Members of the state’s newest public employee union are not really public employees at all – quite the trick.
And pretty slick. As in 17 other states (so far), independent Wisconsin service workers, paid with state or federal dollars, were just too tempting a target for the unions to pass up.
In Wisconsin, it’s the Wisconsin Quality Home Care Authority, hatched out of pixie dust in the 2009-2011 state budget. Details of the virgin birth are here. The stated goal for the newly formed QHCA is to provide a “forum for efforts to increase the number of individual home care providers in the state and improve quality of care.”
Be assured. QHCA exists solely to serve as the “employer” for independent home care providers who contract directly with clients – their real employers. For when a state agency can be labeled as a so-called “employer,” the so-called “employees” can then be unionized.
Providers working for a private home care or county agency need not sign up with this QHCA. The same thing is true of a worker helping a family member, for example, and not desiring additional referrals. All other home care providers who are ultimately paid via any myriad of government assistance programs have been encouraged to place their name on QHCA’s “registry list.” As of now (since the QHCA was formed less than a year ago), 5,500 home care providers are on that list.
The applicable state statute “permits, but does not require” home care providers to form a union. But the SEIU needed only to “demonstrate a showing of interest” of a mere 3% (about 165) of those 5,500 providers on the QHCA’s list in order to be given that complete list, with all providers’ contact information.
Wow. Your state agency is mandated to give away tons of personal information to the union. And, providers may not opt out of having their name and contact information supplied to the union.
Home care workers were warned they would receive “several mailings from the labor organization.” When asked if an independent home care worker is forced to join the union, the QHCA says:
No one can be forced to join a union. The new law gives independent home care workers the option to organize into a statewide union if they so choose. Even if a person chooses not to join the union he/she will be represented if the majority of votes favor the union.
The time for forced dues is coming. The stealth organizing via Wisconsin’s state budget led to a campaign and election; the union won that election May 6 of this year. 1,999 of 5,500 providers voted, with 23% of them, or 1,249 voting yes, 750 voting no and 3,500 not voting. Next will come the collective bargaining.

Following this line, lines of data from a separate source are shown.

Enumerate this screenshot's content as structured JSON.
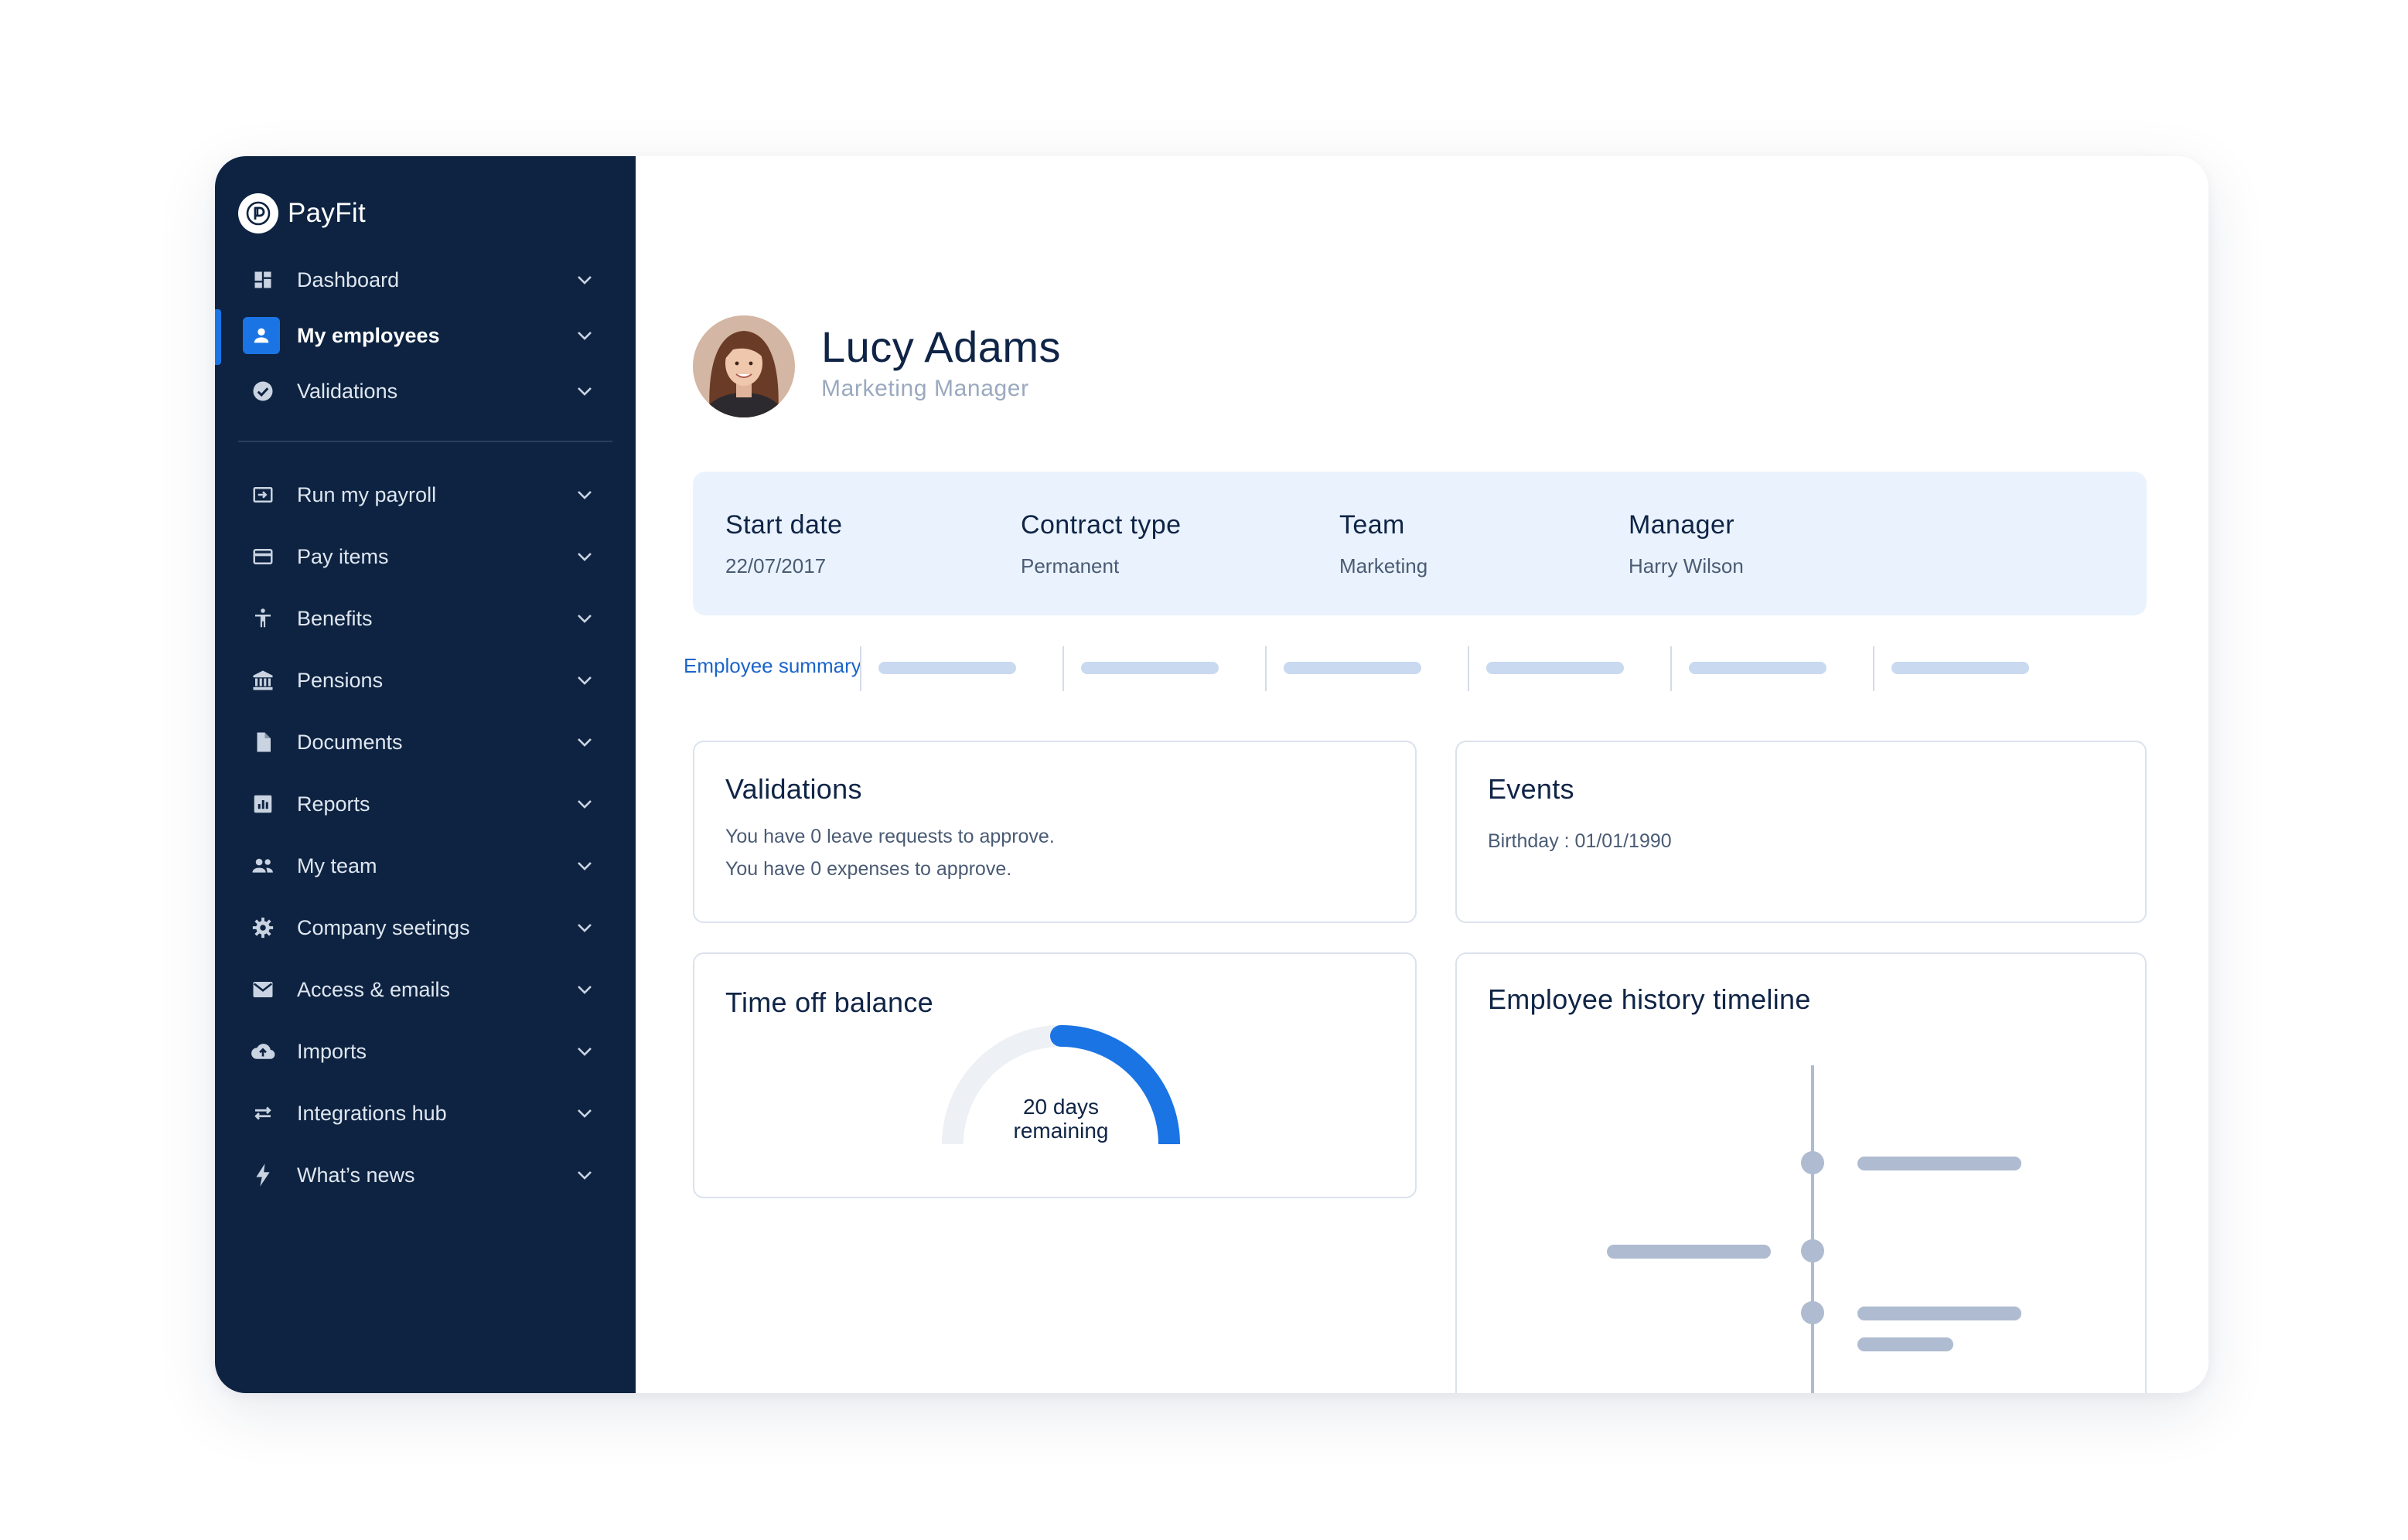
{
  "app": {
    "brand": "PayFit"
  },
  "sidebar": {
    "items": [
      {
        "label": "Dashboard",
        "icon": "dashboard-icon"
      },
      {
        "label": "My employees",
        "icon": "person-icon",
        "active": true
      },
      {
        "label": "Validations",
        "icon": "check-circle-icon"
      },
      {
        "label": "Run my payroll",
        "icon": "payroll-icon"
      },
      {
        "label": "Pay items",
        "icon": "card-icon"
      },
      {
        "label": "Benefits",
        "icon": "accessibility-icon"
      },
      {
        "label": "Pensions",
        "icon": "bank-icon"
      },
      {
        "label": "Documents",
        "icon": "document-icon"
      },
      {
        "label": "Reports",
        "icon": "chart-icon"
      },
      {
        "label": "My team",
        "icon": "group-icon"
      },
      {
        "label": "Company seetings",
        "icon": "gear-icon"
      },
      {
        "label": "Access & emails",
        "icon": "mail-icon"
      },
      {
        "label": "Imports",
        "icon": "cloud-upload-icon"
      },
      {
        "label": "Integrations hub",
        "icon": "swap-icon"
      },
      {
        "label": "What’s news",
        "icon": "bolt-icon"
      }
    ]
  },
  "employee": {
    "name": "Lucy Adams",
    "role": "Marketing Manager",
    "avatar": "employee-photo"
  },
  "info": {
    "start_date": {
      "label": "Start date",
      "value": "22/07/2017"
    },
    "contract_type": {
      "label": "Contract type",
      "value": "Permanent"
    },
    "team": {
      "label": "Team",
      "value": "Marketing"
    },
    "manager": {
      "label": "Manager",
      "value": "Harry Wilson"
    }
  },
  "tabs": {
    "active": "Employee summary"
  },
  "validations": {
    "title": "Validations",
    "line1": "You have 0 leave requests to approve.",
    "line2": "You have 0 expenses to approve."
  },
  "events": {
    "title": "Events",
    "line1": "Birthday : 01/01/1990"
  },
  "time_off": {
    "title": "Time off balance",
    "gauge_fraction": 0.5,
    "line1": "20 days",
    "line2": "remaining"
  },
  "history": {
    "title": "Employee history timeline"
  },
  "colors": {
    "sidebar": "#0d2341",
    "accent": "#1b74e4",
    "info_band": "#eaf3fd",
    "placeholder": "#c8d9f0",
    "timeline": "#aebbd0"
  }
}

Effective July 1, 2011, QHCA providers must charge, at minimum, collectively bargained wages and very likely will have mandatory union dues deducted from reimbursements. Of the 17 states with similarly unionized service employees, 14 have compulsory dues. The remaining three operate under executive orders, as they must, in right-to-work states. Wisconsin home care providers will most likely be surprised, just as in Michigan and Illinois, by union dues being deducted from payments.
Michigan unions have had phenomenal success with their stealth organizing. But workers are fighting back:
With little fanfare, 42,000 personal care assistants were absorbed into the Service Employees International Union in 2005 and 40,000 home-based day care workers were added to the AFSCME-UAW union in 2006.
Neither effort to unionize became public knowledge until more than three years later when the Mackinac Center for Public Policy filed a lawsuit. Some of the daycare workers complained when they learned that some of their state subsidy checks were being docked for union dues.
Independent workers are fighting the stealth organizing in Illinois as well.
When it happens sometime after July 1, 2011, any Wisconsin providers surprised by mandatory union dues are welcome to call on the National Right to Work Foundation. They know how to help workers fight this stuff.
With free legal aid from National Right to Work Foundation attorneys, a group of home-based personal care providers today [April 22, 2010] filed a class-action lawsuit in federal court against Governor Pat Quinn and union officials for their efforts to force Illinois personal care providers under unwanted union boss control.
The suit stems from an executive order issued by disgraced former-Governor Rod Blagojevich shortly after his election, later codified, in which over 20,000 personal care providers who care for individuals with disabilities were designated as “public employees” of the state of Illinois for the purpose of granting Service Employees International Union (SEIU) bosses monopoly “representation” and forc[ing] dues privileges over them.